On Fri, 3 Feb 2023 06:16:06 GMT, Thomas Stuefe <stu...@openjdk.org> wrote:

> Thanks for the explanation. Do I understand correctly: You register address 
> ranges with LSAN, and at certain points (program exit?) the memory is 
> examined for pointers that point still to unreleased memory? Does LSAN 
> instrument malloc and free?

LSan intercepts all malloc-related functions and is its own allocator. It 
normally performs leak checking at program exit, but we disable this behavior. 
We do not particularly care about leaks that happen as a result of the shutdown 
process. Instead we trigger leak checking extremely early in the JVM shutdown 
process, immediately after the synchronization lock but before the shutdown 
logic actually occurs. When LSan performs leak checking, the entire process is 
paused except the thread performing the leak checking. LSan is aware of all 
memory that has been allocated up until that point, let's call it set `A`, its 
goal is to prove that all pointers (the ones returned by malloc and friends) 
are present. It considers other memory allocated by malloc, the mutable data 
section of the executable, our registered root regions, and some others. During 
scanning if it finds the pointer to an allocation in set `A`, besides from an 
allocation itself, it marks it.

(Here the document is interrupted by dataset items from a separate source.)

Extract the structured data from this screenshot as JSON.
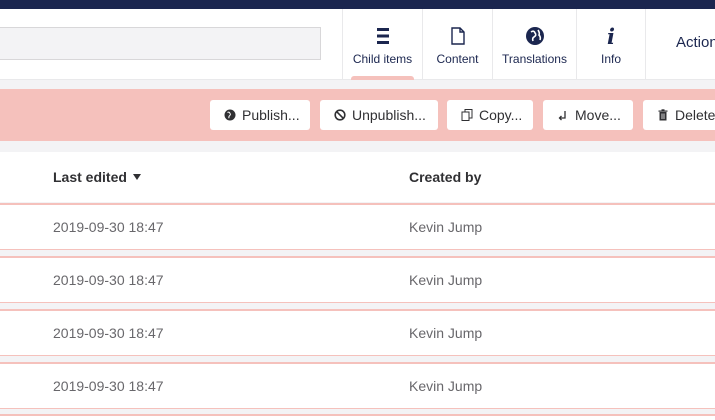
{
  "header": {
    "name_value": "",
    "apps": [
      {
        "label": "Child items",
        "icon": "list-icon",
        "active": true
      },
      {
        "label": "Content",
        "icon": "document-icon",
        "active": false
      },
      {
        "label": "Translations",
        "icon": "globe-icon",
        "active": false
      },
      {
        "label": "Info",
        "icon": "info-icon",
        "active": false
      }
    ],
    "actions_label": "Actions"
  },
  "toolbar": {
    "publish": "Publish...",
    "unpublish": "Unpublish...",
    "copy": "Copy...",
    "move": "Move...",
    "delete": "Delete"
  },
  "table": {
    "columns": [
      "Last edited",
      "Created by"
    ],
    "rows": [
      {
        "last_edited": "2019-09-30 18:47",
        "created_by": "Kevin Jump"
      },
      {
        "last_edited": "2019-09-30 18:47",
        "created_by": "Kevin Jump"
      },
      {
        "last_edited": "2019-09-30 18:47",
        "created_by": "Kevin Jump"
      },
      {
        "last_edited": "2019-09-30 18:47",
        "created_by": "Kevin Jump"
      }
    ]
  },
  "colors": {
    "navy": "#1b264f",
    "pink": "#f5c1bc",
    "text": "#303033",
    "muted": "#68676b"
  }
}
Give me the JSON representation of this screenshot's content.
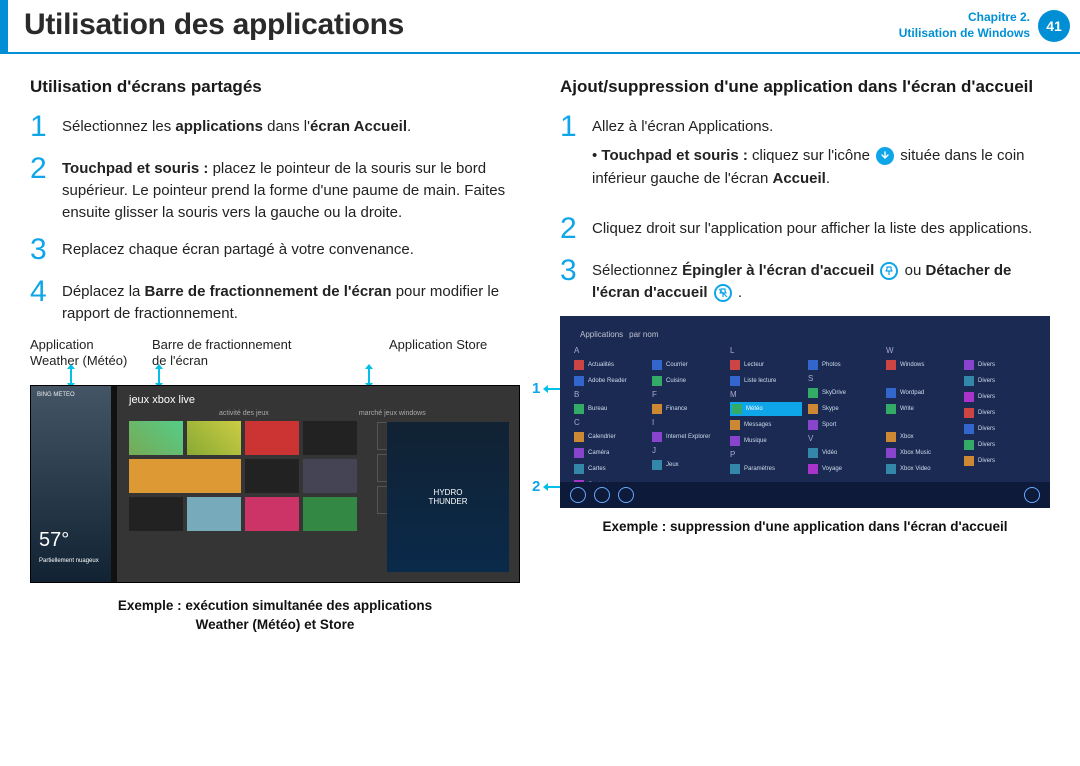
{
  "header": {
    "title": "Utilisation des applications",
    "chapter_line1": "Chapitre 2.",
    "chapter_line2": "Utilisation de Windows",
    "page_number": "41"
  },
  "left": {
    "section_title": "Utilisation d'écrans partagés",
    "step1_pre": "Sélectionnez les ",
    "step1_b1": "applications",
    "step1_mid": " dans l'",
    "step1_b2": "écran Accueil",
    "step1_post": ".",
    "step2_b": "Touchpad et souris : ",
    "step2_text": "placez le pointeur de la souris sur le bord supérieur. Le pointeur prend la forme d'une paume de main. Faites ensuite glisser la souris vers la gauche ou la droite.",
    "step3": "Replacez chaque écran partagé à votre convenance.",
    "step4_pre": "Déplacez la ",
    "step4_b": "Barre de fractionnement de l'écran",
    "step4_post": " pour modifier le rapport de fractionnement.",
    "label_app": "Application Weather (Météo)",
    "label_bar": "Barre de fractionnement de l'écran",
    "label_store": "Application Store",
    "caption_l1": "Exemple : exécution simultanée des applications",
    "caption_l2": "Weather (Météo) et Store",
    "shot": {
      "weather_brand": "BING MÉTÉO",
      "temp": "57°",
      "cond": "Partiellement nuageux",
      "store_header": "jeux xbox live",
      "sub_activity": "activité des jeux",
      "sub_market": "marché jeux windows"
    }
  },
  "right": {
    "section_title": "Ajout/suppression d'une application dans l'écran d'accueil",
    "step1": "Allez à l'écran Applications.",
    "bullet_b": "Touchpad et souris : ",
    "bullet_pre": "cliquez sur l'icône ",
    "bullet_post": " située dans le coin inférieur gauche de l'écran ",
    "bullet_b2": "Accueil",
    "step2": "Cliquez droit sur l'application pour afficher la liste des applications.",
    "step3_pre": "Sélectionnez ",
    "step3_b1": "Épingler à l'écran d'accueil ",
    "step3_mid": " ou ",
    "step3_b2": "Détacher de l'écran d'accueil ",
    "caption": "Exemple : suppression d'une application dans l'écran d'accueil",
    "shot": {
      "title": "Applications",
      "sort": "par nom",
      "callout1": "1",
      "callout2": "2"
    }
  },
  "nums": {
    "n1": "1",
    "n2": "2",
    "n3": "3",
    "n4": "4"
  }
}
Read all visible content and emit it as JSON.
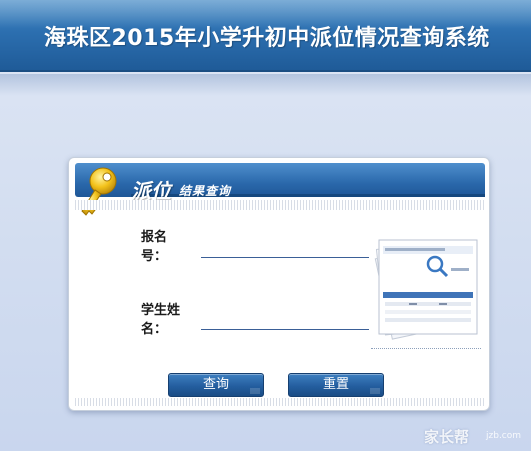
{
  "header": {
    "title": "海珠区2015年小学升初中派位情况查询系统"
  },
  "panel": {
    "title_main": "派位",
    "title_sub": "结果查询",
    "key_icon": "key-icon"
  },
  "form": {
    "fields": [
      {
        "label": "报名号：",
        "value": ""
      },
      {
        "label": "学生姓名：",
        "value": ""
      }
    ],
    "query_label": "查询",
    "reset_label": "重置"
  },
  "illustration": {
    "icon": "document-stack-icon"
  },
  "watermark": {
    "text": "家长帮",
    "sub": "jzb.com"
  },
  "colors": {
    "header_blue": "#2c6fb0",
    "button_blue": "#245e9f",
    "background": "#d2ddf0"
  }
}
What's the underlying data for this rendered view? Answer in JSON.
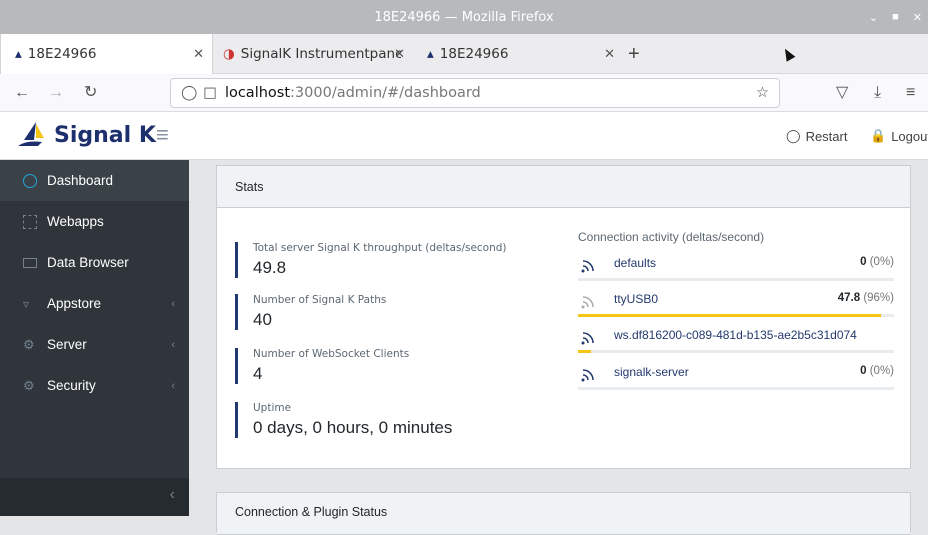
{
  "window": {
    "title": "18E24966 — Mozilla Firefox"
  },
  "tabs": [
    {
      "label": "18E24966"
    },
    {
      "label": "SignalK Instrumentpane"
    },
    {
      "label": "18E24966"
    }
  ],
  "navbar": {
    "url_host": "localhost",
    "url_path": ":3000/admin/#/dashboard"
  },
  "app": {
    "brand": "Signal K",
    "restart_label": "Restart",
    "logout_label": "Logout"
  },
  "sidebar": {
    "items": [
      {
        "label": "Dashboard",
        "icon": "speedometer-icon",
        "active": true
      },
      {
        "label": "Webapps",
        "icon": "grid-icon"
      },
      {
        "label": "Data Browser",
        "icon": "folder-icon"
      },
      {
        "label": "Appstore",
        "icon": "cart-icon",
        "chevron": "‹"
      },
      {
        "label": "Server",
        "icon": "gear-icon",
        "chevron": "‹"
      },
      {
        "label": "Security",
        "icon": "gear-icon",
        "chevron": "‹"
      }
    ],
    "collapse": "‹"
  },
  "stats": {
    "title": "Stats",
    "callouts": [
      {
        "label": "Total server Signal K throughput (deltas/second)",
        "value": "49.8"
      },
      {
        "label": "Number of Signal K Paths",
        "value": "40"
      },
      {
        "label": "Number of WebSocket Clients",
        "value": "4"
      },
      {
        "label": "Uptime",
        "value": "0 days, 0 hours, 0 minutes"
      }
    ],
    "connection_title": "Connection activity (deltas/second)",
    "connections": [
      {
        "name": "defaults",
        "rate": "0",
        "pct": "(0%)",
        "level": 0
      },
      {
        "name": "ttyUSB0",
        "rate": "47.8",
        "pct": "(96%)",
        "level": 0.96
      },
      {
        "name": "ws.df816200-c089-481d-b135-ae2b5c31d074",
        "rate": "",
        "pct": "",
        "level": 0.04
      },
      {
        "name": "signalk-server",
        "rate": "0",
        "pct": "(0%)",
        "level": 0
      }
    ]
  },
  "plugins_card": {
    "title": "Connection & Plugin Status"
  },
  "colors": {
    "brand": "#1e2f6e",
    "sidebar": "#2f353a",
    "bar": "#f5c518"
  }
}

It must be the pointer returned b
 y malloc and friends itself, not a pointer to a subregion of the allocation. 
After the scanning process, leaks are all the allocations in set `A` that have 
not been marked.

> Metaspace objects hold pointers to malloced memory. Metaspace Objects can 
> leak, that's accepted. So these pointers would leak too. Would that not give 
> us tons of false positives?

No. LSan only cares that it can find pointers to malloc'ed memory, not that it 
can find pointers to Metaspace objects. The Metaspace is registered as a root 
region. It does however take into account ASan poisoning, which we added 
earlier to Metaspace. LSan will not scan poisoned memory regions that are part 
of root regions. We only poison in Metaspace when deallocation occurs and 
unpoison when allocation occurs.

So there are no false positives there.